The clown leaned forward in his chair and glared at us. “Then whose job is it?”

“There’s got to be someone else,” said Enoch. “People who are better equipped, who’ve trained for this sort of thing …”

“The first thing the corrupted did three weeks ago was attack the Peculiar Home Guard. In less than a day, they were scattered to the four winds. With them gone, and now our ymbrynes, who does the defense of peculiardom fall to, eh? People like you and me, that’s who.” The clown threw down his turkey leg. “You cowards disgust me. I just lost my appetite.”

“They are tired, had long journey,” said the folding man. “Give them break.”

The clown waved his finger in the air like a schoolmarm. “Uh-uh. Nobody rides for free. I don’t care if you’re here for an hour or a month, as long as you’re here, you’ve got to be willing to fight. Now, you’re a scrawny- looking bunch, but you’re peculiar, so I know you’ve all got hidden talents. Show me what you can do!”

He got up and moved toward Enoch, one arm extended like he was going to search Enoch’s pockets for his peculiar ability. “You there,” he said. “Do your thing!”

“I’ll need a dead person in order to demonstrate,” Enoch said.

“That could be you, if you so much as lay one finger on me.”

The clown rerouted himself toward Emma. “Then how about you, sweetheart,” he said, and Emma held a particular finger up and made a flame dance atop it like a birthday candle. The clown laughed and said, “Sense of humor! I like that,” and moved on to the blind brothers.

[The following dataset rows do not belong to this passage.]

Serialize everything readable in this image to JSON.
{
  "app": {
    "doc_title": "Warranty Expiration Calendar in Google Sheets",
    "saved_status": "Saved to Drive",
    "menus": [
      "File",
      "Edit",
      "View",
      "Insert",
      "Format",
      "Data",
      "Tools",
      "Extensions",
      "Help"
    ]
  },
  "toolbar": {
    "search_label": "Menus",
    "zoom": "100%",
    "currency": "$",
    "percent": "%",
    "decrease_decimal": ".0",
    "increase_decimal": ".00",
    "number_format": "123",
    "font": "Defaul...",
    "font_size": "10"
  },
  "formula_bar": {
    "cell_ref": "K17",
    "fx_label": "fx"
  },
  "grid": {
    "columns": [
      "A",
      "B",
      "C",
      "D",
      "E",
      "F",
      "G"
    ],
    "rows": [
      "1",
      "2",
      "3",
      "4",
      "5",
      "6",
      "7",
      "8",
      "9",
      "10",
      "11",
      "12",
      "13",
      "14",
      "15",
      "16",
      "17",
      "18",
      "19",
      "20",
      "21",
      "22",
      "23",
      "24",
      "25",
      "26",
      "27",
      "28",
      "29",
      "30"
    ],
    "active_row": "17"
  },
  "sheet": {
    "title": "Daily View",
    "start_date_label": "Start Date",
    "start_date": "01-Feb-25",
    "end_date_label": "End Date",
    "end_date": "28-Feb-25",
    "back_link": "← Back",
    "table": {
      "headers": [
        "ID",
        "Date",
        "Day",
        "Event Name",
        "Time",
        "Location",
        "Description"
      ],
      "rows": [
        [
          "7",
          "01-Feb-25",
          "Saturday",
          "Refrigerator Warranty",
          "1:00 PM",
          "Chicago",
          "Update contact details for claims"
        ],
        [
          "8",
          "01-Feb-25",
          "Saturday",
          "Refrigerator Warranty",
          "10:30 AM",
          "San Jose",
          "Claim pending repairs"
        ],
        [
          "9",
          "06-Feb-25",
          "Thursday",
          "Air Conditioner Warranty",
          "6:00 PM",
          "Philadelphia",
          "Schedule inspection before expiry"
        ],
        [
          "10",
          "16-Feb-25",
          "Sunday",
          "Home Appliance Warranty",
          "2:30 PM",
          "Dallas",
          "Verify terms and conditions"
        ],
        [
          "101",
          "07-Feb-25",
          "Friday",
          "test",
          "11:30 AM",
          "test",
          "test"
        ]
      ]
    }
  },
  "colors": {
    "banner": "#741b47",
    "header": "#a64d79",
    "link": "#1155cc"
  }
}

“They’re connected in the head,” said Melina, putting herself between the clown and the brothers. “They can see with their ears, and always know what the other’s thinking.”

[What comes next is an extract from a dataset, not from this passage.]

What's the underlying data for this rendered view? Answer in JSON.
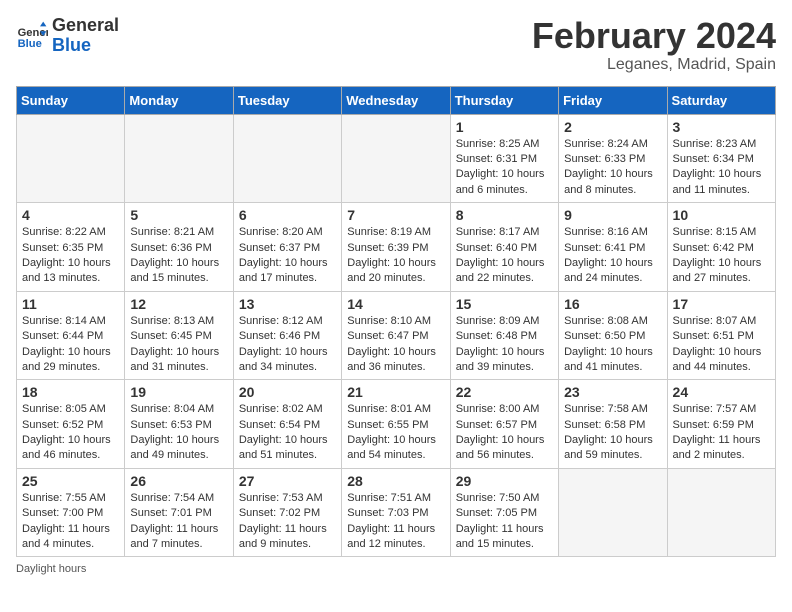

The clown clapped his hands. “Finally, something useful! They’ll be our lookouts—put one in the carnival and keep the other here. If anything goes wrong out there, we’ll know right away!”

He pushed past Melina. The brothers shied away from him.

“You can’t separate them!” said Melina. “Joel-and-Peter don’t like being apart.”

“And I don’t like being hunted by invisible corpse beasts,” said the clown, and he began to pry the older brother from the younger. The boys locked arms and moaned loudly, their tongues clicking and eyes rolling wildly in their heads. I was about to intervene when the brothers came apart and let out a doubled scream so loud and piercing I feared my head would break. The dishes on the table shattered, everyone ducked and clapped their hands over their ears, and I thought I could hear, from the frozen floors below, cracks spidering through the ice.

As the echo faded, Joel-and-Peter clutched each other on the floor, shaking.

“See what you did!” Melina shouted at the clown.